The diagnostic criteria for liver disease caused by drug hypersensitivity are: ① Onset of liver dysfunction within 1–4 weeks after starting the medication; ② Initial symptoms primarily include fever, rash, pruritus, and jaundice; ③ In the early stage of the disease, peripheral blood eosinophilia (≥6%) or leukocytosis is observed; ④ Positive drug sensitivity tests (lymphocyte culture test, skin test); ⑤ Re-exposure to the drug may occasionally re-trigger liver disease. A definitive diagnosis can be made if criteria ① and ④ or ① and ⑤ are met; a presumptive diagnosis can be made if criteria ① and ② or ① and ③ are met. Liver biopsy in the early stages of the disease can help differentiate the type of lesion and assess the extent of damage.

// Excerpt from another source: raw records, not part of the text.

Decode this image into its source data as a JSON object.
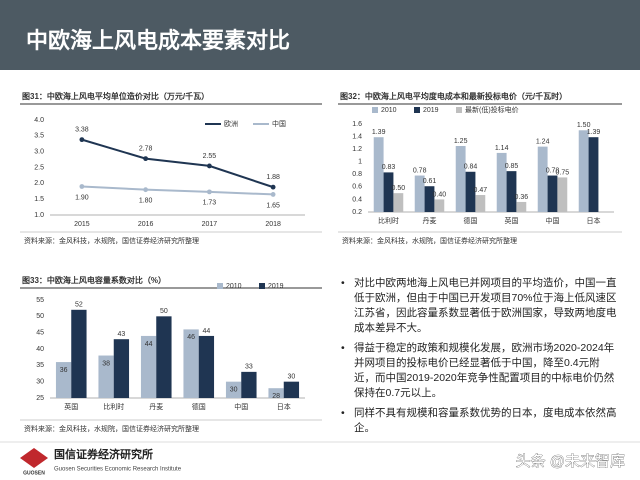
{
  "header": {
    "title": "中欧海上风电成本要素对比"
  },
  "chart_data": [
    {
      "type": "line",
      "title": "图31：中欧海上风电平均单位造价对比（万元/千瓦）",
      "categories": [
        "2015",
        "2016",
        "2017",
        "2018"
      ],
      "series": [
        {
          "name": "欧洲",
          "color": "#1f3552",
          "values": [
            3.38,
            2.78,
            2.55,
            1.88
          ],
          "value_labels": [
            "3.38",
            "2.78",
            "2.55",
            "1.88"
          ]
        },
        {
          "name": "中国",
          "color": "#a9b9cc",
          "values": [
            1.9,
            1.8,
            1.73,
            1.65
          ],
          "value_labels": [
            "1.90",
            "1.80",
            "1.73",
            "1.65"
          ]
        }
      ],
      "ylim": [
        1.0,
        4.0
      ],
      "yticks": [
        {
          "value": 1.0,
          "label": "1.0"
        },
        1.5,
        {
          "value": 2.0,
          "label": "2.0"
        },
        2.5,
        {
          "value": 3.0,
          "label": "3.0"
        },
        3.5,
        {
          "value": 4.0,
          "label": "4.0"
        }
      ],
      "legend": "top-right",
      "source": "资料来源：金风科技，水规院，国信证券经济研究所整理"
    },
    {
      "type": "bar",
      "title": "图32：中欧海上风电平均度电成本和最新投标电价（元/千瓦时）",
      "categories": [
        "比利时",
        "丹麦",
        "德国",
        "英国",
        "中国",
        "日本"
      ],
      "series": [
        {
          "name": "2010",
          "color": "#a9b9cc",
          "values": [
            1.39,
            0.78,
            1.25,
            1.14,
            1.24,
            1.5
          ],
          "value_labels": [
            "1.39",
            "0.78",
            "1.25",
            "1.14",
            "1.24",
            "1.50"
          ]
        },
        {
          "name": "2019",
          "color": "#1f3552",
          "values": [
            0.83,
            0.61,
            0.84,
            0.85,
            0.78,
            1.39
          ],
          "value_labels": [
            "0.83",
            "0.61",
            "0.84",
            "0.85",
            "0.78",
            "1.39"
          ]
        },
        {
          "name": "最新(低)投标电价",
          "color": "#bfbfbf",
          "values": [
            0.5,
            0.4,
            0.47,
            0.36,
            0.75,
            null
          ],
          "value_labels": [
            "0.50",
            "0.40",
            "0.47",
            "0.36",
            "0.75",
            null
          ]
        }
      ],
      "ylim": [
        0.2,
        1.6
      ],
      "yticks": [
        0.2,
        0.4,
        0.6,
        0.8,
        1,
        1.2,
        1.4,
        1.6
      ],
      "legend": "top-left",
      "source": "资料来源：金风科技，水规院，国信证券经济研究所整理"
    },
    {
      "type": "bar",
      "title": "图33：中欧海上风电容量系数对比（%）",
      "categories": [
        "英国",
        "比利时",
        "丹麦",
        "德国",
        "中国",
        "日本"
      ],
      "series": [
        {
          "name": "2010",
          "color": "#a9b9cc",
          "values": [
            36,
            38,
            44,
            46,
            30,
            28
          ]
        },
        {
          "name": "2019",
          "color": "#1f3552",
          "values": [
            52,
            43,
            50,
            44,
            33,
            30
          ]
        }
      ],
      "ylim": [
        25,
        55
      ],
      "yticks": [
        25,
        30,
        35,
        40,
        45,
        50,
        55
      ],
      "legend": "top-right",
      "source": "资料来源：金风科技，水规院，国信证券经济研究所整理"
    }
  ],
  "bullets": [
    "对比中欧两地海上风电已并网项目的平均造价，中国一直低于欧洲，但由于中国已开发项目70%位于海上低风速区江苏省，因此容量系数显著低于欧洲国家，导致两地度电成本差异不大。",
    "得益于稳定的政策和规模化发展，欧洲市场2020-2024年并网项目的投标电价已经显著低于中国，降至0.4元附近，而中国2019-2020年竞争性配置项目的中标电价仍然保持在0.7元以上。",
    "同样不具有规模和容量系数优势的日本，度电成本依然高企。"
  ],
  "footer": {
    "logo": "GUOSEN",
    "org": "国信证券经济研究所",
    "org_en": "Guosen Securities Economic Research Institute",
    "watermark": "头条 @未来智库"
  }
}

bubble_chart Treatment Measures

Discontinuing drugs that cause drug-induced liver injury or potentially induce it is the most crucial treatment. Adequate rest, enhanced nutrition, and supportive therapy should be provided, along with a high-protein, high-carbohydrate, low-fat diet, supplemented with vitamins C, B, and E. The use of reduced glutathione to replenish SH groups in the liver facilitates the biotransformation of drugs.

For cholestasis, phenobarbital may be tried to promote the production of transport proteins Y and X in hepatocytes, converting indirect bilirubin into direct bilirubin and improving bilirubin metabolism. Patients with severe cholestasis can take cholestyramine 30mg twice daily (morning and evening) to reduce the reabsorption of bile acids and drugs in the gastrointestinal tract. Short-term use of glucocorticoids and Stronger Neo-Minophagen C (80–100ml added to glucose solution for intravenous drip, once daily) may also be considered. Quantum blood therapy, administered twice weekly for 1–2 months, may have a bilirubin-lowering effect in some cases of refractory cholestasis.

Recent studies suggest that 5-adenosyl-L-methionine, also known as adenosylmethionine (Ademetionine, SAMe), is an effective drug for treating intrahepatic cholestasis. Animal experiments have shown that this drug can prevent and reverse cholestasis induced by ethinyl estradiol, alpha-naphthyl isothiocyanate, and chlorpromazine. Clinical trials (double-blind, multicenter, and meta-analysis) have confirmed that Yaodui SAMe has significant efficacy in alleviating itching, improving quality of life, and normalizing generation and transformation indicators in intrahepatic cholestasis caused by various factors, with no side effects. Dosage: 1–2g/day intravenously for 2 weeks, followed by 1.6g/day orally in two divided doses until symptoms and generation and transformation indicators improve, typically lasting 4–8 weeks.

SAMe is a compound synthesized from methionine and ATP under the action of SAMe synthase, playing a critical role in transmethylation and transsulfuration. Through transmethylation, it increases the biosynthesis of membrane phospholipids. As the phospholipid/cholesterol ratio rises, membrane fluidity improves, and K+, Na+-ATPase activity is enhanced, promoting bile acid transport. Simultaneously, through transsulfuration, it boosts the production of glutathione and cysteine, the primary intracellular detoxifying agents, enhancing hepatocyte detoxification and protection against free radicals. The resulting taurine can bind with bile acids, increasing their solubility. Thus, SAMe has a certain preventive and therapeutic effect on intrahepatic cholestasis. In liver injury, SAMe synthase activity declines, reducing endogenous SAMe production. Therefore, supplementing with SAMe as a drug can address this deficiency and provide therapeutic benefits.

For liver injury caused by excessive paracetamol, N-acetylcysteine (N-AC) can be administered. This precursor of cysteine should be given at 140mg/kg (orally or via gastric tube) after gastric lavage within 24 hours of drug ingestion, followed by 70mg/kg every 4 hours for a total of 72 hours.

In severe cases leading to liver failure or grade III cholestasis progressing to cirrhosis, liver transplantation should be considered.

bubble_chart Prognosis

Most patients can recover after stopping the medication, showing clinical and histological improvement, with the fastest recovery taking only a few weeks and the slowest requiring several years. A small number of patients may experience severe and extensive liver injury, leading to fulminant liver failure or progression to cirrhosis, which can be fatal without a liver transplant.